Son action a perdu 40 % de sa valeur depuis 12 mois, en raison des craintes suscitées par la crise et les mesures d'austérité en Europe.

L'entreprise, fondée en 1960 aux Pays-Bas, recrute des employés temporaires et offre des services de ressources humaines dans une quarantaine de pays. Chaque jour, plus de 500 000 employés temporaires travaillent dans des entreprises par l'intermédiaire de Randstad. La société fournit aussi des responsables des ressources humaines dans des agences hébergées chez les clients.

«La confiance d'acheter ce titre battu nous vient d'une connaissance de longue date de l'industrie des ressources humaines et de la culture de la société», explique Bill Kanko, gestionnaire du Fonds chefs de file mondiaux Castlerock.

À son avis, Randstad fait preuve d'une rare capacité d'adaptation dans son industrie, ouvrant et fermant ses «agences» rapidement en fonction de l'évolution locale du marché du travail. «Ils ont encore une approche entrepreneuriale malgré leur taille», dit M. Kanko.

WuXi PharmaTech (NY, WX)

M. Kanko se familiarise avec le marché chinois depuis 1994, mais n'y a fait ses premiers placements qu'en 2011, étant donné la difficulté d'y dénicher des chefs de file dirigés par des cadres qui travaillent pour leurs actionnaires.

Un de ces placements est le fournisseur de services cliniques contractuels WuXi PharmaTech, de Shanghai, qui a acquis les laboratoires AppTec Laboratory Services, du Minnesota, en 2008.

«WuXi est le chef de file en Chine et croît aux États-Unis en offrant aux grandes pharmaceutiques une main-d'oeuvre qualifiée à moindre coût», explique M. Kanko.

Les sociétés biopharmaceutiques impartissent de plus en plus leurs travaux de recherche clinique sur les molécules qu'elles mettent au point. Ces services représentent 88 % des revenus de WuXi.

En avril 2010, l'américaine Charles River Laboratories a fait une offre pour acheter WuXi.
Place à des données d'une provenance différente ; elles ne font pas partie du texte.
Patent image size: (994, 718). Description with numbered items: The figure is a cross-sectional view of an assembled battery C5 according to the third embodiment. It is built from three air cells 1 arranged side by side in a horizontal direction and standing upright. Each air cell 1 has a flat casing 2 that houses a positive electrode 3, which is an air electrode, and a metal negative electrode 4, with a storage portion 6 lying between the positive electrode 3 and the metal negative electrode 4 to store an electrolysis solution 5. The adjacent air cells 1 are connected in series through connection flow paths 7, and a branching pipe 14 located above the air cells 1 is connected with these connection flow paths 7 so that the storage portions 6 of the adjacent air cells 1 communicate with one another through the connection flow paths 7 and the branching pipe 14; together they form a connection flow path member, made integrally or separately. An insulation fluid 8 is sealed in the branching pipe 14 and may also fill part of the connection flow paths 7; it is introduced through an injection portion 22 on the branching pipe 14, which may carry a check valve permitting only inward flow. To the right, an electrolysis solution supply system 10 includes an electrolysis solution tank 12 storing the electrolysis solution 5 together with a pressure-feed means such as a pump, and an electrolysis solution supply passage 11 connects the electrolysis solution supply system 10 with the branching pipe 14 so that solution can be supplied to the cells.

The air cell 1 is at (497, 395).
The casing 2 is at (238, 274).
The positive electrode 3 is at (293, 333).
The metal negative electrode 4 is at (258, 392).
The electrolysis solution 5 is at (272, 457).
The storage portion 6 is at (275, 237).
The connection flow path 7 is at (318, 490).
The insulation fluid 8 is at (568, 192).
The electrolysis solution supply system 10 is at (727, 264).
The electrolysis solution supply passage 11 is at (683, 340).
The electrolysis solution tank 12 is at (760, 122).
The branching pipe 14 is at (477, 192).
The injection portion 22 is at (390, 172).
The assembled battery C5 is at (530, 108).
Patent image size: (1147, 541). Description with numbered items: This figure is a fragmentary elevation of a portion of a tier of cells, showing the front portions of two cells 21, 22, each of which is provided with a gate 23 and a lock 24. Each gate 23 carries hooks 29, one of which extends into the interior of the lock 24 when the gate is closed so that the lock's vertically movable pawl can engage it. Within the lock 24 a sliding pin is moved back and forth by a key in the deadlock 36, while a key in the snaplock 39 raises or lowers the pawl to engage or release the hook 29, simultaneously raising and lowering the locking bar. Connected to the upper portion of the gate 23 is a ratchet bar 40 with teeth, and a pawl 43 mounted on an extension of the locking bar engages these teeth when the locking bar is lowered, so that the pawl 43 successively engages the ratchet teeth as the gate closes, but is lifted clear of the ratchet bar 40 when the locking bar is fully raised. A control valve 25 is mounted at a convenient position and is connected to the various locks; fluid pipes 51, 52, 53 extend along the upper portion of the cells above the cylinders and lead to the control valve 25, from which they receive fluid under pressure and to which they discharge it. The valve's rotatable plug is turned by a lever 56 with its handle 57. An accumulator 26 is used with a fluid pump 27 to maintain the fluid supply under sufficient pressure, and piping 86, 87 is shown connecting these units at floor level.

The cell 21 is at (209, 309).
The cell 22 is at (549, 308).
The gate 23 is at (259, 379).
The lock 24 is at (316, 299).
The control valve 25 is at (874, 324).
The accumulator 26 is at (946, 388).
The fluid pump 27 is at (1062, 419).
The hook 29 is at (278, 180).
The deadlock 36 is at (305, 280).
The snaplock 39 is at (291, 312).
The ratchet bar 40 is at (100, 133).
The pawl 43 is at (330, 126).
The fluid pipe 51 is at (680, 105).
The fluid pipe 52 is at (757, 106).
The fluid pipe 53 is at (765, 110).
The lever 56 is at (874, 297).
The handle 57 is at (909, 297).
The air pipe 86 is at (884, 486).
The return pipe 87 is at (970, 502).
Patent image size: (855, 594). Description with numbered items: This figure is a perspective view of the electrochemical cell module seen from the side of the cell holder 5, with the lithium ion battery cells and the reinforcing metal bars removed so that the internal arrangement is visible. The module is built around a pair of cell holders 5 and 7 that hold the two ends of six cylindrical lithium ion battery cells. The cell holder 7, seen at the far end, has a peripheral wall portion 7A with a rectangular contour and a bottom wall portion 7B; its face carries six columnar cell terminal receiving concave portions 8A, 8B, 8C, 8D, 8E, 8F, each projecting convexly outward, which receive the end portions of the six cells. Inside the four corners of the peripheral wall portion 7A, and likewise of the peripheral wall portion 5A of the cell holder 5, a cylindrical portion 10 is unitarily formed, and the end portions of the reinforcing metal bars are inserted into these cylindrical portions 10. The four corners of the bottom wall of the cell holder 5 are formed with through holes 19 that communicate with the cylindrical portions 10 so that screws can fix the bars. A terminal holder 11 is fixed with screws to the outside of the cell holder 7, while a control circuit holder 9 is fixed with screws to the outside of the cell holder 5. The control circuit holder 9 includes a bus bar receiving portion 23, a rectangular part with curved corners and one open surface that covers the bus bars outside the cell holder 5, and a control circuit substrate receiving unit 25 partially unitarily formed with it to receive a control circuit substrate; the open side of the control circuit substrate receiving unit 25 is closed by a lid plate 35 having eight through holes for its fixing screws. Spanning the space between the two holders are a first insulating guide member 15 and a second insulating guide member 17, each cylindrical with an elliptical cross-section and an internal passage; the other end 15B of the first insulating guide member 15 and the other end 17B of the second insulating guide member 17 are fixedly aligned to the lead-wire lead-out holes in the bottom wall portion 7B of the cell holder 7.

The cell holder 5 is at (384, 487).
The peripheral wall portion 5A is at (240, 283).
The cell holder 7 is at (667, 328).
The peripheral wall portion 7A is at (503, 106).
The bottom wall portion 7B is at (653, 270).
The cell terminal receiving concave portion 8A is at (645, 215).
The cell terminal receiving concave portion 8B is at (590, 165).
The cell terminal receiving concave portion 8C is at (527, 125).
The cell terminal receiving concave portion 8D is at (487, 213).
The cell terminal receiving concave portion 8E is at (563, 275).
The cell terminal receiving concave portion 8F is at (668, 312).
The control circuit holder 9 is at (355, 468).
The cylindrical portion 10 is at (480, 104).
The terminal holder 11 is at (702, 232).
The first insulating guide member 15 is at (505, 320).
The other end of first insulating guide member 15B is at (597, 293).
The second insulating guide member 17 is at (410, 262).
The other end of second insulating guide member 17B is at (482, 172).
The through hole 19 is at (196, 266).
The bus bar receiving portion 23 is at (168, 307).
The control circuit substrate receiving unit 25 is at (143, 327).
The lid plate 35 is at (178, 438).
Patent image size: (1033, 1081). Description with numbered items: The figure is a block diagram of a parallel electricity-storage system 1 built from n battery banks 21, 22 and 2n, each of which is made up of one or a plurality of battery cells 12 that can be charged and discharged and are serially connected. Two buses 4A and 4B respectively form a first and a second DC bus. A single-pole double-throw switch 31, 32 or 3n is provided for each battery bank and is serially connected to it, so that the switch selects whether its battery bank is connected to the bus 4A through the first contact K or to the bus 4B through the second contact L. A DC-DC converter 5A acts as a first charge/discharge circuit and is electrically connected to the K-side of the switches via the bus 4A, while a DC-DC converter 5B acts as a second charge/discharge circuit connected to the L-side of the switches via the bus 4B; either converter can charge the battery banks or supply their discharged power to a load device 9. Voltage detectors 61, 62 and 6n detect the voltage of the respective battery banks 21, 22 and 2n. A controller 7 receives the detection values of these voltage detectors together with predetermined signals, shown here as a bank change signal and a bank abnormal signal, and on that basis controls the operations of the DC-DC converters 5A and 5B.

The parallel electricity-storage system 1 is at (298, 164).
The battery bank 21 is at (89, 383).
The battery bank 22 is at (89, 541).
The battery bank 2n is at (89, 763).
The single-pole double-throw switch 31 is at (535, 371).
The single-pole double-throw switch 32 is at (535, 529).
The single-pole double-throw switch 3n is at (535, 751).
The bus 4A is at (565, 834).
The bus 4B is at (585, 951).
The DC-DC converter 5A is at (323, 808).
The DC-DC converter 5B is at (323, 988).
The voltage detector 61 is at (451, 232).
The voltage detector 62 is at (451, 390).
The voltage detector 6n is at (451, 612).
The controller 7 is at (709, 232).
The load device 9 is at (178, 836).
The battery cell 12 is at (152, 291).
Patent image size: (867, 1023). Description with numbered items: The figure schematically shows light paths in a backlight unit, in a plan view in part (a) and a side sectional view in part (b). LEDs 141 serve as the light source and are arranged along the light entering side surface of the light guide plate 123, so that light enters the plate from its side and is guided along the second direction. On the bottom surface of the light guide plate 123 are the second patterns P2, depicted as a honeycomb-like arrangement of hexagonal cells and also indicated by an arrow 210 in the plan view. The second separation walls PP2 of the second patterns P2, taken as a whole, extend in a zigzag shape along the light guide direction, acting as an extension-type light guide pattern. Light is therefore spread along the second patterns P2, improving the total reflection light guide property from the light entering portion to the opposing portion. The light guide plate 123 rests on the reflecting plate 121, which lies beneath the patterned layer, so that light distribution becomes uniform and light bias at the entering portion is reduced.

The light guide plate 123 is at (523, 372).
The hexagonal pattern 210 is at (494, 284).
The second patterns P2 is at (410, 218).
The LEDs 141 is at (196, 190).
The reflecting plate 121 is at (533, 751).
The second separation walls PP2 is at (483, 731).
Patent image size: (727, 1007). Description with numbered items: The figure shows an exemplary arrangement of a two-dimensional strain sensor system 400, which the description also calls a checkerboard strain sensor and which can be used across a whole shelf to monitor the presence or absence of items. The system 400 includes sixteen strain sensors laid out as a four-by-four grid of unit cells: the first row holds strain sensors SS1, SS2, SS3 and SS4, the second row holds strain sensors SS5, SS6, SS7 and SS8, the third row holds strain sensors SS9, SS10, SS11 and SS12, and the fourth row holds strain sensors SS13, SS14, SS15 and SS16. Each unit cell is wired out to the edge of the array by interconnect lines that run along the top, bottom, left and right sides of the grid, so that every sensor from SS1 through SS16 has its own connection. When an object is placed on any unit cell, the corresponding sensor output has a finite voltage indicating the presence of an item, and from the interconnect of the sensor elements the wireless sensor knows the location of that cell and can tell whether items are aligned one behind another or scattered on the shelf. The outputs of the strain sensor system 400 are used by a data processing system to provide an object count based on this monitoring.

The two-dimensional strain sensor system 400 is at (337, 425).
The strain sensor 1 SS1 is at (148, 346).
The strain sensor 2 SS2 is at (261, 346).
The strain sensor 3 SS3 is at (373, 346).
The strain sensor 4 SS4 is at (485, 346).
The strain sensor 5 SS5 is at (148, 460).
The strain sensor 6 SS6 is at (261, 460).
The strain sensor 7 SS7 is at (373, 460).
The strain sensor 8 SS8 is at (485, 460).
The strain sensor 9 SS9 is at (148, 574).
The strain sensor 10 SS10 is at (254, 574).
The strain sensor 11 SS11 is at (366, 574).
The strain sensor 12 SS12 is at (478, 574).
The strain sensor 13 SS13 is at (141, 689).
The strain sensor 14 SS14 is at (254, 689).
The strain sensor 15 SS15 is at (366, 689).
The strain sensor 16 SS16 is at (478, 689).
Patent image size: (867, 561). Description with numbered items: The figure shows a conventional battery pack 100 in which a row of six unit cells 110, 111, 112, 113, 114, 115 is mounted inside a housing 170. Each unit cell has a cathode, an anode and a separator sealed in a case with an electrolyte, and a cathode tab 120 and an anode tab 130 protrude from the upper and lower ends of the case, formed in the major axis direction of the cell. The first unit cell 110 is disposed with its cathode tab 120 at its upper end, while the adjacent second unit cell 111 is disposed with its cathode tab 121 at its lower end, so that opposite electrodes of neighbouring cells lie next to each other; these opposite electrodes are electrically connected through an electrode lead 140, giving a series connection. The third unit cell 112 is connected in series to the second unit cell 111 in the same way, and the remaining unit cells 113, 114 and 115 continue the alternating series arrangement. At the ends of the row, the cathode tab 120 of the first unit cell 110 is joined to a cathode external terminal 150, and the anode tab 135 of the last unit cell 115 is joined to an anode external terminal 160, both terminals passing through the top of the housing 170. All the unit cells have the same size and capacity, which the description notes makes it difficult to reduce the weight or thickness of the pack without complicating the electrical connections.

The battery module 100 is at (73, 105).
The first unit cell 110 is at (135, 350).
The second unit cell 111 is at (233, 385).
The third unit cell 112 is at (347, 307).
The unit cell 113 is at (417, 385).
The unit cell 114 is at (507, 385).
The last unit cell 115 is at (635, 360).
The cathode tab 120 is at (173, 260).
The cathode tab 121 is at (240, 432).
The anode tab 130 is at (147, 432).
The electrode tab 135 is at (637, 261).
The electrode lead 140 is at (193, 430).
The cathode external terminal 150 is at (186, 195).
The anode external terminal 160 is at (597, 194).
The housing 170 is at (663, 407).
L'offre a avorté en raison de l'opposition des actionnaires Charles River à la transaction. «Cette offre indique que les dirigeants de Charles River avaient fait leur vérification diligente et que l'entreprise possédait selon eux de bonnes pratiques d'affaires et comptables», dit M. Kanko.

«Avec des liquidités de 2,78 $ US par action au bilan, une croissance annuelle de plus de 10 % de ses revenus et de ses bénéfices, et la vague de l'impartition pharmaceutique, l'évaluation de 10,3 fois les bénéfices prévus en 2013 est attrayante pour cette entreprise méconnue», ajoute le président de Black Creek Investment Management.

«La qualité clé d'un investisseur créatif est de tolérer l'insécurité propre au placement pour ne pas qu'elle paralyse les décisions d'achat.» - François Rochon, président de Giverny Capital

LES QUALITÉS DE L'INVESTISSEUR CRÉATIF

Être passionné par le placement et les entreprises

Avoir un esprit ouvert

Faire preuve de curiosité

Concentrer toute son attention sur les entreprises exceptionnelles

Fuir les foules et les modes

Investir différemment, parfois à contre-courant

Avoir la force de caractère d'ignorer les fluctuations des marchés

Refuser d'investir dans ce qu'on ne connaît pas

Étendre son horizon de placement sur plusieurs années

Penser comme un acquéreur d'entreprises et non un acheteur de titres

Source : Les gestionnaires interviewés pour cet article.